Виктор обрезает пуповину хирургическими ножницами, укладывает существо на руку животом вниз и пару раз шлепает по ягодицам. На мордочке странного создания разверзается отверстие, отдаленно похожее на рот. Оттуда вытекает прозрачно-красноватая слизь, и мерзкая тварь делает судорожный вздох, а затем издает едва слышимый писк. У нее нет зубов, в нёбе огромная щель. Язык западает в нее и перекрывает дыхание снова. Виктор пальцами вытаскивает непослушный орган, и жалкое уродливое создание скулит, словно щенок.
– О боже, – вырывается у Митчелла. – Это ужас.
– Бог ни при чем, – говорит Виктор и снова укладывает существо на стол. Зверек кашляет, отплевывается и хрипит. – Это наша работа.
– Неудачная.
– Да, – подтверждает Виктор Франк. Между бровей образуется глубокая складка, челюсть напрягается. Взгляд внимательно изучает проект под номером Двадцать Шесть/Один. Не на это он рассчитывал, проектируя ее сверхмощное тело. Да и армии явно нужно совсем другое. Очевидно, дело в матке. Тогда у ее сестры еще есть шанс.
Виктор кивает своим мыслям и заставляет лицо расслабиться, снова приобрести бесстрастное выражение. Это всего лишь еще одна неудача. В следующий раз получится. Но тугой ком в горле говорит об обратном. То, что секунду назад он держал на руках. То, что оставило кровавый след на его лабораторном халате – отвратительно.
– Легкие полностью не раскрылись, – беспокоится Митчелл, прослушивая впалую грудь новорожденной стетоскопом. – Левое вообще не работает. Сердечный ритм неровный. Ей нужна помощь.
– Да? – задает Виктор вопрос, скорее риторический, чем уточняющий.
– Подключить ее к аппарату? – с сомнением спрашивает Митчелл. – Стоит ли?
Виктор не отвечает, кидает еще один взгляд на задыхающееся, корчащееся в муках существо. Оно едва слышно попискивает. Голос слабеет с каждой секундой, движения замедляются. Она даже глаза раскрыть не может. Безнадежный вариант. Хуже, чем все предыдущие.
Виктор скидывает с рук окровавленные перчатки, бросает на стол и направляется к выходу. Неспешно набирает код, выходит, оставив Митчелла в одиночестве разбираться с новорожденным существом. На ходу снимает переговорное устройство.
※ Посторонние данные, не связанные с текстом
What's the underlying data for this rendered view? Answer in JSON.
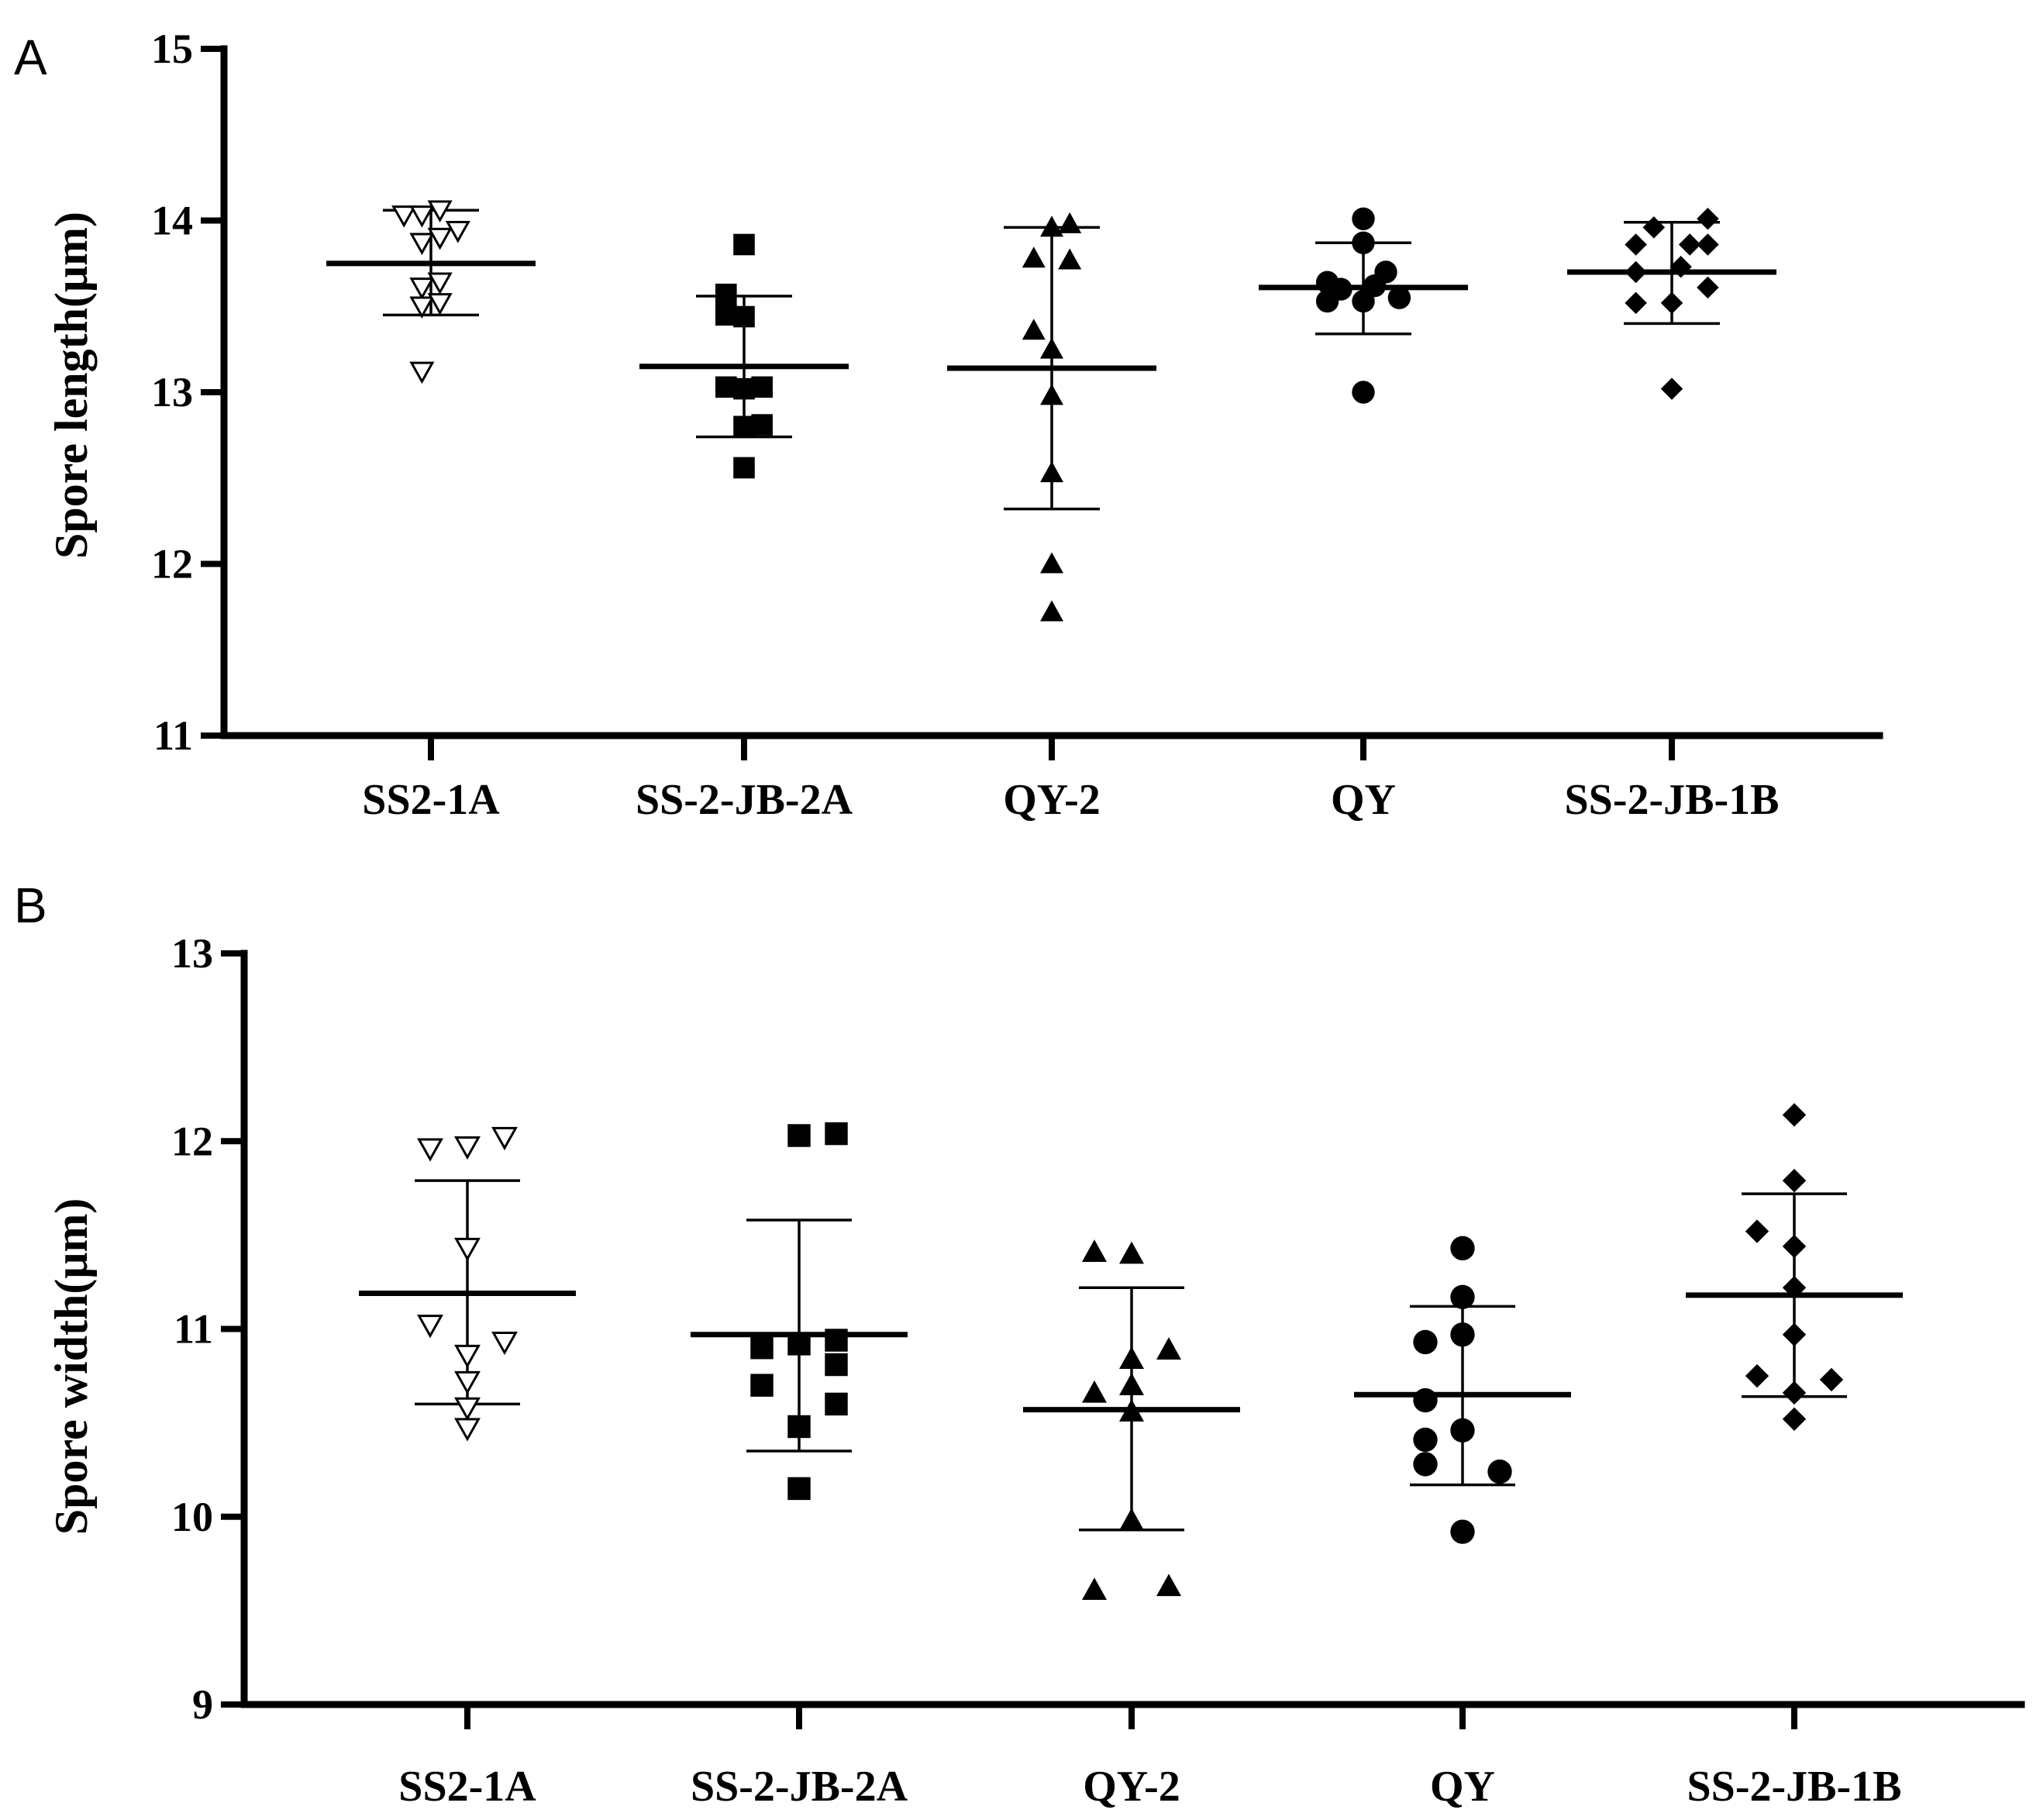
{
  "panels": [
    {
      "label": "A",
      "chart_data": {
        "type": "scatter",
        "title": "",
        "xlabel": "",
        "ylabel": "Spore length(μm)",
        "ylim": [
          11,
          15
        ],
        "yticks": [
          11,
          12,
          13,
          14,
          15
        ],
        "categories": [
          "SS2-1A",
          "SS-2-JB-2A",
          "QY-2",
          "QY",
          "SS-2-JB-1B"
        ],
        "series": [
          {
            "name": "SS2-1A",
            "marker": "triangle-down-open",
            "mean": 13.75,
            "sd_low": 13.45,
            "sd_high": 14.06,
            "points": [
              {
                "dx": -0.6,
                "y": 14.03
              },
              {
                "dx": -0.2,
                "y": 14.03
              },
              {
                "dx": 0.2,
                "y": 14.06
              },
              {
                "dx": 0.6,
                "y": 13.94
              },
              {
                "dx": -0.2,
                "y": 13.87
              },
              {
                "dx": 0.2,
                "y": 13.9
              },
              {
                "dx": -0.2,
                "y": 13.61
              },
              {
                "dx": 0.2,
                "y": 13.64
              },
              {
                "dx": -0.2,
                "y": 13.5
              },
              {
                "dx": 0.2,
                "y": 13.52
              },
              {
                "dx": -0.2,
                "y": 13.12
              }
            ]
          },
          {
            "name": "SS-2-JB-2A",
            "marker": "square",
            "mean": 13.15,
            "sd_low": 12.74,
            "sd_high": 13.56,
            "points": [
              {
                "dx": 0,
                "y": 13.86
              },
              {
                "dx": -0.4,
                "y": 13.57
              },
              {
                "dx": -0.4,
                "y": 13.45
              },
              {
                "dx": 0,
                "y": 13.44
              },
              {
                "dx": -0.4,
                "y": 13.03
              },
              {
                "dx": 0,
                "y": 13.02
              },
              {
                "dx": 0.4,
                "y": 13.03
              },
              {
                "dx": 0,
                "y": 12.8
              },
              {
                "dx": 0.4,
                "y": 12.81
              },
              {
                "dx": 0,
                "y": 12.56
              }
            ]
          },
          {
            "name": "QY-2",
            "marker": "triangle-up",
            "mean": 13.14,
            "sd_low": 12.32,
            "sd_high": 13.96,
            "points": [
              {
                "dx": 0,
                "y": 13.96
              },
              {
                "dx": 0.4,
                "y": 13.98
              },
              {
                "dx": -0.4,
                "y": 13.78
              },
              {
                "dx": 0.4,
                "y": 13.77
              },
              {
                "dx": -0.4,
                "y": 13.36
              },
              {
                "dx": 0,
                "y": 13.25
              },
              {
                "dx": 0,
                "y": 12.98
              },
              {
                "dx": 0,
                "y": 12.53
              },
              {
                "dx": 0,
                "y": 12
              },
              {
                "dx": 0,
                "y": 11.72
              }
            ]
          },
          {
            "name": "QY",
            "marker": "circle",
            "mean": 13.61,
            "sd_low": 13.34,
            "sd_high": 13.87,
            "points": [
              {
                "dx": 0,
                "y": 14.01
              },
              {
                "dx": 0,
                "y": 13.87
              },
              {
                "dx": -0.8,
                "y": 13.64
              },
              {
                "dx": 0.5,
                "y": 13.7
              },
              {
                "dx": 0.25,
                "y": 13.62
              },
              {
                "dx": -0.5,
                "y": 13.6
              },
              {
                "dx": -0.8,
                "y": 13.53
              },
              {
                "dx": 0,
                "y": 13.53
              },
              {
                "dx": 0.8,
                "y": 13.55
              },
              {
                "dx": 0,
                "y": 13
              }
            ]
          },
          {
            "name": "SS-2-JB-1B",
            "marker": "diamond",
            "mean": 13.7,
            "sd_low": 13.4,
            "sd_high": 13.99,
            "points": [
              {
                "dx": 0.8,
                "y": 14.01
              },
              {
                "dx": -0.4,
                "y": 13.96
              },
              {
                "dx": -0.8,
                "y": 13.86
              },
              {
                "dx": 0.4,
                "y": 13.86
              },
              {
                "dx": 0.8,
                "y": 13.86
              },
              {
                "dx": -0.8,
                "y": 13.7
              },
              {
                "dx": 0.2,
                "y": 13.73
              },
              {
                "dx": 0.8,
                "y": 13.61
              },
              {
                "dx": -0.8,
                "y": 13.52
              },
              {
                "dx": 0,
                "y": 13.52
              },
              {
                "dx": 0,
                "y": 13.02
              }
            ]
          }
        ]
      }
    },
    {
      "label": "B",
      "chart_data": {
        "type": "scatter",
        "title": "",
        "xlabel": "",
        "ylabel": "Spore width(μm)",
        "ylim": [
          9,
          13
        ],
        "yticks": [
          9,
          10,
          11,
          12,
          13
        ],
        "categories": [
          "SS2-1A",
          "SS-2-JB-2A",
          "QY-2",
          "QY",
          "SS-2-JB-1B"
        ],
        "series": [
          {
            "name": "SS2-1A",
            "marker": "triangle-down-open",
            "mean": 11.19,
            "sd_low": 10.6,
            "sd_high": 11.79,
            "points": [
              {
                "dx": -0.8,
                "y": 11.96
              },
              {
                "dx": 0,
                "y": 11.97
              },
              {
                "dx": 0.8,
                "y": 12.02
              },
              {
                "dx": 0,
                "y": 11.43
              },
              {
                "dx": -0.8,
                "y": 11.02
              },
              {
                "dx": 0.8,
                "y": 10.93
              },
              {
                "dx": 0,
                "y": 10.86
              },
              {
                "dx": 0,
                "y": 10.72
              },
              {
                "dx": 0,
                "y": 10.58
              },
              {
                "dx": 0,
                "y": 10.47
              }
            ]
          },
          {
            "name": "SS-2-JB-2A",
            "marker": "square",
            "mean": 10.97,
            "sd_low": 10.35,
            "sd_high": 11.58,
            "points": [
              {
                "dx": 0,
                "y": 12.03
              },
              {
                "dx": 0.8,
                "y": 12.04
              },
              {
                "dx": -0.8,
                "y": 10.9
              },
              {
                "dx": 0,
                "y": 10.92
              },
              {
                "dx": 0.8,
                "y": 10.94
              },
              {
                "dx": 0.8,
                "y": 10.81
              },
              {
                "dx": -0.8,
                "y": 10.7
              },
              {
                "dx": 0.8,
                "y": 10.6
              },
              {
                "dx": 0,
                "y": 10.48
              },
              {
                "dx": 0,
                "y": 10.15
              }
            ]
          },
          {
            "name": "QY-2",
            "marker": "triangle-up",
            "mean": 10.57,
            "sd_low": 9.93,
            "sd_high": 11.22,
            "points": [
              {
                "dx": -0.8,
                "y": 11.41
              },
              {
                "dx": 0,
                "y": 11.4
              },
              {
                "dx": 0.8,
                "y": 10.89
              },
              {
                "dx": 0,
                "y": 10.84
              },
              {
                "dx": -0.8,
                "y": 10.66
              },
              {
                "dx": 0,
                "y": 10.7
              },
              {
                "dx": 0,
                "y": 10.56
              },
              {
                "dx": 0,
                "y": 9.98
              },
              {
                "dx": -0.8,
                "y": 9.61
              },
              {
                "dx": 0.8,
                "y": 9.63
              }
            ]
          },
          {
            "name": "QY",
            "marker": "circle",
            "mean": 10.65,
            "sd_low": 10.17,
            "sd_high": 11.12,
            "points": [
              {
                "dx": 0,
                "y": 11.43
              },
              {
                "dx": 0,
                "y": 11.17
              },
              {
                "dx": -0.8,
                "y": 10.93
              },
              {
                "dx": 0,
                "y": 10.97
              },
              {
                "dx": -0.8,
                "y": 10.62
              },
              {
                "dx": -0.8,
                "y": 10.41
              },
              {
                "dx": 0,
                "y": 10.46
              },
              {
                "dx": -0.8,
                "y": 10.28
              },
              {
                "dx": 0.8,
                "y": 10.24
              },
              {
                "dx": 0,
                "y": 9.92
              }
            ]
          },
          {
            "name": "SS-2-JB-1B",
            "marker": "diamond",
            "mean": 11.18,
            "sd_low": 10.64,
            "sd_high": 11.72,
            "points": [
              {
                "dx": 0,
                "y": 12.14
              },
              {
                "dx": 0,
                "y": 11.79
              },
              {
                "dx": -0.8,
                "y": 11.52
              },
              {
                "dx": 0,
                "y": 11.44
              },
              {
                "dx": 0,
                "y": 11.22
              },
              {
                "dx": 0,
                "y": 10.97
              },
              {
                "dx": -0.8,
                "y": 10.75
              },
              {
                "dx": 0.8,
                "y": 10.73
              },
              {
                "dx": 0,
                "y": 10.66
              },
              {
                "dx": 0,
                "y": 10.52
              }
            ]
          }
        ]
      }
    }
  ]
}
Кэтрин тут же кидается к нему и спешит захлопнуть за ним дверь.
– Что? – спрашивает она.
Виктор отрицательно качает головой.
– Оно сдохло? – встревает ассистент по имени Рон. Бестактный и совсем молодой парень с ничем не примечательной внешностью, но уже многообещающий специалист медицинского и генного профиля.
– Нет, но, если сдохнет, ему же будет лучше.
– Думаешь, в инкубаторе не дозреет? – спрашивает Кэтрин.
– Дозреет, но инвалидом останется, – отвечает Виктор. – Усыпить, вскрыть, предоставить отчет.
– Поняла, – кивает она, нажимает кнопку связи на гарнитуре и передает приказ Митчеллу.
Виктор выходит из лаборатории, осторожно прикрывает за собой дверь и уверенным шагом направляется в свой кабинет. Ни одна мышца на лице не дрогнула. Сердечный бой ровный, взгляд безразличный. Это всего лишь еще одна неудача. Двадцать шесть серий, более стони проектов, восемь долгих лет и жертва. Жертва, которую ни одно из появившихся в его лаборатории существ не смогло оправдать.
Он закрывается на замок, садится за стол, достает из ящика початую бутылку виски и пьет из горла, словно конченный алкаш. Горло жжет. Виктор закашливается, прижимает к носу чистый рукав лабораторного халата. В уголках глаз выступают крохотные капельки слез.
– Черт…
С трудом выдыхает, закрывает бутылку и ставит на стол. Бросает взгляд на фотографию счастливой молодой женщины с мягкими рыжими волосами и бесконечно открытой улыбкой в таком же белом, как у него, халате. И с такой же именной табличкой на груди – «Эбигейл Райт».